Still, the SEC is considering tightening market maker obligations on HFT firms, among other new requirements. In November 2010 the SEC banned naked access, preventing unregistered HFT customers from accessing exchanges and alternative trading systems without passing through pre-trade risk controls. And, looking to beef up surveillance of HFT, the SEC also proposed in 2010 a Large Trader Reporting System that would require brokers to tag in real time the trades of firms that execute substantial trading volume.

Focus in 2011: The SEC is focusing on the Dodd-Frank financial reforms, pushing HFT and other market structure proposals to the back burner. "The SEC is not of the mind-set [right now] to totally revamp the market structure," says Gawronski, who notes that SEC policies that favor automated trading paved the way for HFT in the first place. Though industry sources expect there to be some "definition" of market maker obligations for HFT firms, he adds, "We don't expect anything like minimum-time-enforced market maker obligations or colocation bans." Further, in light of the U.S. midterm election results -- with Republicans gaining control of the House, and the Senate's loudest HFT critic, Senator Ted Kaufman (D.-Del.), leaving as planned -- the political climate that saw HFT under attack has changed, Gawronski notes.

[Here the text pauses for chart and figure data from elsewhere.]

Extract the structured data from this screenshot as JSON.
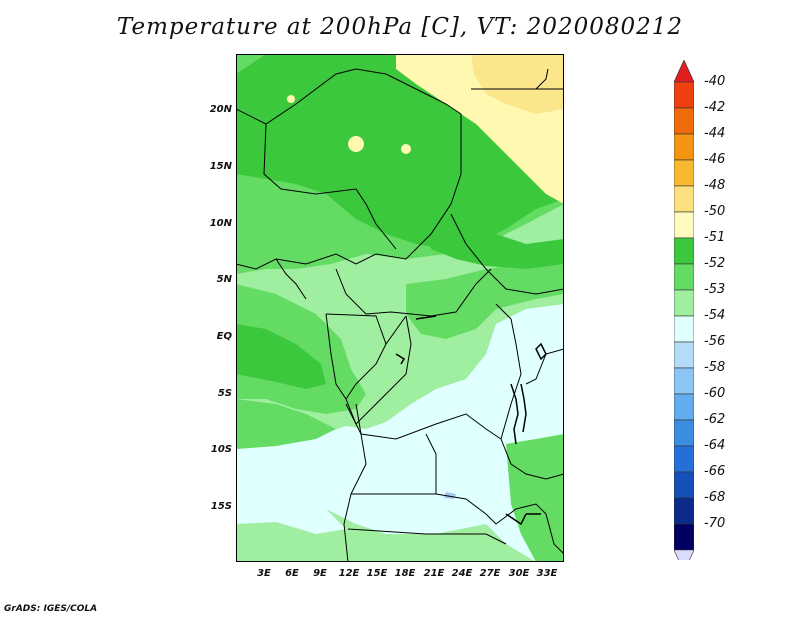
{
  "title": "Temperature at 200hPa [C], VT: 2020080212",
  "footer": "GrADS: IGES/COLA",
  "map": {
    "y_ticks": [
      "20N",
      "15N",
      "10N",
      "5N",
      "EQ",
      "5S",
      "10S",
      "15S"
    ],
    "x_ticks": [
      "3E",
      "6E",
      "9E",
      "12E",
      "15E",
      "18E",
      "21E",
      "24E",
      "27E",
      "30E",
      "33E"
    ]
  },
  "colorbar": {
    "labels": [
      "-40",
      "-42",
      "-44",
      "-46",
      "-48",
      "-50",
      "-51",
      "-52",
      "-53",
      "-54",
      "-56",
      "-58",
      "-60",
      "-62",
      "-64",
      "-66",
      "-68",
      "-70"
    ],
    "colors": [
      "#e02020",
      "#f04010",
      "#f06c0a",
      "#f49410",
      "#f8b830",
      "#fce080",
      "#fffac0",
      "#3cc83c",
      "#64dc64",
      "#a0eea0",
      "#e0ffff",
      "#b4dcf8",
      "#8cc4f4",
      "#64acf0",
      "#3c8ce0",
      "#2470d8",
      "#1450b8",
      "#0a2a8c",
      "#000060",
      "#dcdcff"
    ]
  },
  "palette": {
    "dark_green": "#3cc83c",
    "mid_green": "#64dc64",
    "light_green": "#a0eea0",
    "pale_cyan": "#e0ffff",
    "pale_yellow": "#fff8b0",
    "yellow": "#fce68c",
    "light_blue": "#a0c8f0"
  }
}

Industry Leaders: While the HFT world is secretive, some of the leading firms in the space are GETCO; Automated Trading Desk (ATD), an electronic market maker owned by Citi; Tradebot Systems; RGM Advisors; QuantLabs; DRW; Tower Research Capital; and Tradeworx.

Technology Providers: It's impossible to list every technology that high-frequency traders use, let alone the specialized technology providers, but HFT firms typically rely on direct data feeds from the exchanges, algorithms and proprietary trading models, risk monitoring software, complex event processing engines that look for patterns in data, direct-market-access platforms and smart order routers, colocation facilities at exchange or third-party data centers, servers, and fiber optic networks to reach execution venues at lightening fast speeds.

Price Tag:
Even with the democratization of low-latency technology, there's a difference between the technology used by ultra-low-latency players such as GETCO and Tradebot Systems and smaller firms, according to Gawronski, who says a firm can spend $10,000 a month and achieve fairly low latency. "But the fastest HFT firms," he adds, "are spending tens of millions of dollars per year on their technology and are in a different league."